Ficamos todos reflexivos. Pareciam apenas coincidências, mas cada um, à sua maneira, compartilhou alguma história parecida.
Meses antes, Juliana, do alto do prédio onde trabalhava, já disposta a colocar seu presente no lixo, resolveu dar uma última olhada com o binóculo e descobriu à distância, mas com uma nitidez certeira, que o marido a traía. Após a separação, o ex foi denunciado por assédio e violência sexual a dezenas de mulheres. A minha panela de pressão antiga explodiu na cara do meu vizinho, a quem doei após ganhar meu presente. Ele teve sérias queimaduras no rosto. Jonas evitou o pior em um “encontro” com um homem homofóbico que conheceu por aplicativo, graças ao seu kit. Marcelo passou a praticar exercícios regularmente e escapou com vida de um incêndio no seu prédio, utilizando-se de um rapel ao sair pela janela. Coincidência ou não, ficamos espantados.
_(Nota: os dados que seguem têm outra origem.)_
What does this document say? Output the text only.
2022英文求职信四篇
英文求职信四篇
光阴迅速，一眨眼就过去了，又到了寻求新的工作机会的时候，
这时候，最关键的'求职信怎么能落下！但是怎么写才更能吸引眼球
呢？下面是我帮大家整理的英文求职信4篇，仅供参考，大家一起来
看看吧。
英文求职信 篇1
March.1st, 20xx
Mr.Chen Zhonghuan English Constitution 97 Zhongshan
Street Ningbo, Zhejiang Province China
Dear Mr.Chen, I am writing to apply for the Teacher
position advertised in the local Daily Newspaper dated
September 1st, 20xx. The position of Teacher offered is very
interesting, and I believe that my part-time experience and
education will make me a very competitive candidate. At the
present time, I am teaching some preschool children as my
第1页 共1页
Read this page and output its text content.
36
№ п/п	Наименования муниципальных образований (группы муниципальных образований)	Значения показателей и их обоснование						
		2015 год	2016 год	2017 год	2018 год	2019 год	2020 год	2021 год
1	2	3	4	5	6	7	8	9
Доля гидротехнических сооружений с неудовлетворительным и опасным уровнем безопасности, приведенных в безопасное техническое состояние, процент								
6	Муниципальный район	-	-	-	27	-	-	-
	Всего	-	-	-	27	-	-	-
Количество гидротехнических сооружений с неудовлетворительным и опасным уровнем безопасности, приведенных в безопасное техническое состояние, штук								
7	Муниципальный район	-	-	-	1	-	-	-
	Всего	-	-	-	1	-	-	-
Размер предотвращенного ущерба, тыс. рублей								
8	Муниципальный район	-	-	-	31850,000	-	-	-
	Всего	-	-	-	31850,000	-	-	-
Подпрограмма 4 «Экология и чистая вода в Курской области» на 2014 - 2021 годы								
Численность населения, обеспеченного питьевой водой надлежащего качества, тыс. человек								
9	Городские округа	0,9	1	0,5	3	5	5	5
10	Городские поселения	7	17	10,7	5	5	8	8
Todos nós havíamos, de alguma forma, evitado situações difíceis naquele ano, graças a César. Apenas Marta foi capaz de perceber e ligar os pontos, porque nunca negou um presente. Passamos o resto daquela tarde pensando em tudo o que ganhamos dele e que não demos a menor atenção.
Nos dias que se seguiram, continuamos via chat a juntar as peças desse quebra-cabeça de vários anos e, todas que conseguíamos nos lembrar, sem exceção, tinham algum encaixe com acontecimentos posteriores. Ora ríamos, ora nos culpávamos. Era tudo tão inexplicável e fantástico. Quantas coisas da vida poderíamos ter evitado, se entendêssemos as mensagens de nosso amigo, o estranho.